Blind Date
Ich meine es doch nur gut, erklang die Stimme ihrer besten Freundin in ihrem Kopf, während sie weiter auf das Restaurant zuhielt, in dem ihre Freundin ein Blind Date für sie arrangiert hatte. Sie fluchte leise. Wie hatte sie sich nur auf diesen Mist einlassen können? Sie konnte selbst ihre Dates vereinbaren und nur weil sie es nicht tat, musste das nicht heißen, dass sie es nicht konnte! Sie hatte sich bloß dagegen entschieden. Aber ihre Freundin hatte sie erpresst, sie hatte gedroht, peinliche Fotos von der letzten Party auf Facebook zu veröffentlichen, wenn sie nicht wenigstens eine Stunde in dem Restaurant zubrachte.
Sie betrat das Restaurant und fragte am Tresen nach dem Platz, den ihre Freundin reserviert hatte und ob ihr ‚Begleiter‘ schon da war. Die Bedienung verneinte und führte sie zu dem Platz. Sobald sie saß, warf sie einen Blick auf die Uhr. Er war zu spät.

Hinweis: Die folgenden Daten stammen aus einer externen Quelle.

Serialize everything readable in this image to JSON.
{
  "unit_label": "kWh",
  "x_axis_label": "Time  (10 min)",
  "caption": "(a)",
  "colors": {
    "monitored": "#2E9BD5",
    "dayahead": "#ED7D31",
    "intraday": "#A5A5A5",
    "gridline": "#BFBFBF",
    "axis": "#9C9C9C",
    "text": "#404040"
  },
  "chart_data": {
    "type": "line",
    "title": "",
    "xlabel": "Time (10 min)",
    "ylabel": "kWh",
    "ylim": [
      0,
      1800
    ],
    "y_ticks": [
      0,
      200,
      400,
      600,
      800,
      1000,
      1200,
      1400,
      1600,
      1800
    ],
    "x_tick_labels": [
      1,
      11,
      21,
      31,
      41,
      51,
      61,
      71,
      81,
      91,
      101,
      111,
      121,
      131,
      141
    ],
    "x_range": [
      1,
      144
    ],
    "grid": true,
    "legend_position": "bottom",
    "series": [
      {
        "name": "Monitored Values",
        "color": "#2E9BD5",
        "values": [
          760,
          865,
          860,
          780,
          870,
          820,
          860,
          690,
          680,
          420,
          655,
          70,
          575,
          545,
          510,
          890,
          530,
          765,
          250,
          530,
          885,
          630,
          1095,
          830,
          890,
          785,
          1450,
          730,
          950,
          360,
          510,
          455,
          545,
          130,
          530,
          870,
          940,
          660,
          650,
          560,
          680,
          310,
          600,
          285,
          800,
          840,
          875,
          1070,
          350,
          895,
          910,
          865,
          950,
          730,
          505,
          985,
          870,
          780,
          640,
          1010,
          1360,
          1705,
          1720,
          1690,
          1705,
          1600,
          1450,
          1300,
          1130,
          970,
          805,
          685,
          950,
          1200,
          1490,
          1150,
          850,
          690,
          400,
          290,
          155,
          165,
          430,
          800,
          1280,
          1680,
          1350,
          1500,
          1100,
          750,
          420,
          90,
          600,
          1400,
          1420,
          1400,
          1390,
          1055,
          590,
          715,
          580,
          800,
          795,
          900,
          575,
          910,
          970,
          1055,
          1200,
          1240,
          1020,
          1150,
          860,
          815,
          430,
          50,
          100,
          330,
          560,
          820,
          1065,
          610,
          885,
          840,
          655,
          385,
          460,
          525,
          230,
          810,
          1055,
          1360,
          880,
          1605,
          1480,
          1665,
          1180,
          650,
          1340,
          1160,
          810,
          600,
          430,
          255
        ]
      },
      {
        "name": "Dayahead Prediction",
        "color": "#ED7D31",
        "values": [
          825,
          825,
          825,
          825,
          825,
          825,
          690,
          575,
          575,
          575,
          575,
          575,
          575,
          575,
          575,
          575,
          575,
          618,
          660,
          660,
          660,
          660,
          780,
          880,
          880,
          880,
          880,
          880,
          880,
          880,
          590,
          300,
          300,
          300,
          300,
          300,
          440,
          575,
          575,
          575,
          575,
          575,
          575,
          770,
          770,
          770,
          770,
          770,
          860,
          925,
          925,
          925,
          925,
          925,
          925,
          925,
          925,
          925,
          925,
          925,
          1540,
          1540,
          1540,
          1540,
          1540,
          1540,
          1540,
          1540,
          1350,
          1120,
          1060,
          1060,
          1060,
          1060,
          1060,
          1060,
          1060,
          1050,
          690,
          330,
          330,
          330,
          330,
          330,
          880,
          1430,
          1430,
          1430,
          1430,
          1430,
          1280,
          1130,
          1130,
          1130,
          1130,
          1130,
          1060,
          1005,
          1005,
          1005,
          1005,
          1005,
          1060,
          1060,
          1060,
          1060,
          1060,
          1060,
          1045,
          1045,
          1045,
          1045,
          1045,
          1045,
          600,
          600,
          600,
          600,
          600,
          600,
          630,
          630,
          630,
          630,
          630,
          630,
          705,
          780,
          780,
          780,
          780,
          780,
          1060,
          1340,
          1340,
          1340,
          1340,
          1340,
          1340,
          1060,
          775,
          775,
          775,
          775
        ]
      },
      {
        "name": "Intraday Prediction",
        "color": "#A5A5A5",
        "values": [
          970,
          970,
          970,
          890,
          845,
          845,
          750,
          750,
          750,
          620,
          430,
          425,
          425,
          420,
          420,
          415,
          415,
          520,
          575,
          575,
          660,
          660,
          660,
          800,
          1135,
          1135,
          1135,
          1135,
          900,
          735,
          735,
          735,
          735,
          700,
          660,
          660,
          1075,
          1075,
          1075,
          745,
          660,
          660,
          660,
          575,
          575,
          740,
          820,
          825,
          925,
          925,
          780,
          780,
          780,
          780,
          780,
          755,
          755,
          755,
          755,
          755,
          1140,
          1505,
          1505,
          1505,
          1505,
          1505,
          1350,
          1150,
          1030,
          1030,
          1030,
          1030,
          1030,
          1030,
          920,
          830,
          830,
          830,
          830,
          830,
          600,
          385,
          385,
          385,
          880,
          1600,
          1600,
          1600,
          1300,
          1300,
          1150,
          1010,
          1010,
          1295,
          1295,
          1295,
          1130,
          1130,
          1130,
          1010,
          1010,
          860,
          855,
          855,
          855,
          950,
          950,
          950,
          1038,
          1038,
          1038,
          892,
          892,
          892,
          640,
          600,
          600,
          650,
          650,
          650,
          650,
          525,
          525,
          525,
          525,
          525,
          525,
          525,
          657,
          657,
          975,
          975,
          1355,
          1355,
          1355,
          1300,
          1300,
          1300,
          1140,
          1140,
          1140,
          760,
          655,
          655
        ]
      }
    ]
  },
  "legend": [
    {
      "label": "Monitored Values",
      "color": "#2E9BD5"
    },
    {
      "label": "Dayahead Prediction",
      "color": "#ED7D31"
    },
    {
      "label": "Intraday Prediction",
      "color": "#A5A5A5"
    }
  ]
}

Das war ein Minuspunkt.
Heather musste noch weitere zehn Minuten warten, bevor die Kellnerin jemandem an ihren Tisch führte. „Entschuldige die Verspätung! Ich-“ Er brach ab.
Sie konnte ihn nur schockiert anstarren. Das konnte unmöglich Sophias Ernst sein! Vor ihr stand Junis Michaels, ihr erklärter Erzfeind. Es gab niemanden, den sie mehr verachtete. In der Uni geriet sie täglich mit ihm aneinander. Das sollte Sophias Cousin sein? Mit dem sie sie verkuppeln wollte?
„Heather, dich hätte ich hier nicht erwartet.“ Er hatte den Schock scheinbar überwunden und ließ sich ihr gegenüber sinken. Auf den Lippen trug er dieses selbstgefällige Grinsen, dessen Anblick sie bereits regelmäßig in Rage brachte.
„Nun, hätte ich gewusst, dass du kommst, wäre ich auch nicht hier. Warst du eingeweiht oder erpresst dich Sophia auch mit irgendwelchen peinlichen Fotos?“
Er grinste unverschämt. „Nicht ganz. Aber ich habe mit ihr gewettet. Wenn ich meine Verabredung nicht für eine Stunde oder länger halten kann, dann muss ich nackt in die Uni gehen.“
„Wie schade, dass ich das den Studenten antun muss, das will keiner sehen, doch ich werde gewiss keine Stunde bleiben.“ Scheiß auf die Fotos! Und eigentlich war es eine Lüge, denn er sah wahnsinnig gut aus – was er auch zu nutzen wusste und was Heather am meisten nervte – und alle Studentinnen und auch einige Studenten wollten ihn nur zu gern nackt sehen.
„Du willst also schon gehen?“ Er zog einen Schmollmund.
Sie verdrehte bloß die Augen und nahm ihre Tasche. Sie stand auf, doch seine Hand schloss sich um ihr Handgelenk. „Jetzt warte doch mal.“
„Worauf denn?“ Sie wirbelte zu ihm herum. „Dass du deine Macho-Sprüche bringen kannst?“
„Ich wollte dich bloß bitten zu bleiben.“
„Warum?“
„Damit wir uns besser kennenlernen können?“
Heather schnaubte nur.
„Na schön, dann sieh es mal so: Du hast eine Stunde Zeit, mir jegliche Art von Beleidigung an den Kopf zu werfen und mir alle deine Meinungen zu präsentieren, ohne dass ich flüchten kann. Also bleib doch bitte hier.“
Also wenn er es so formulierte, klang es doch wie ein ausgesprochen verlockendes Angebot.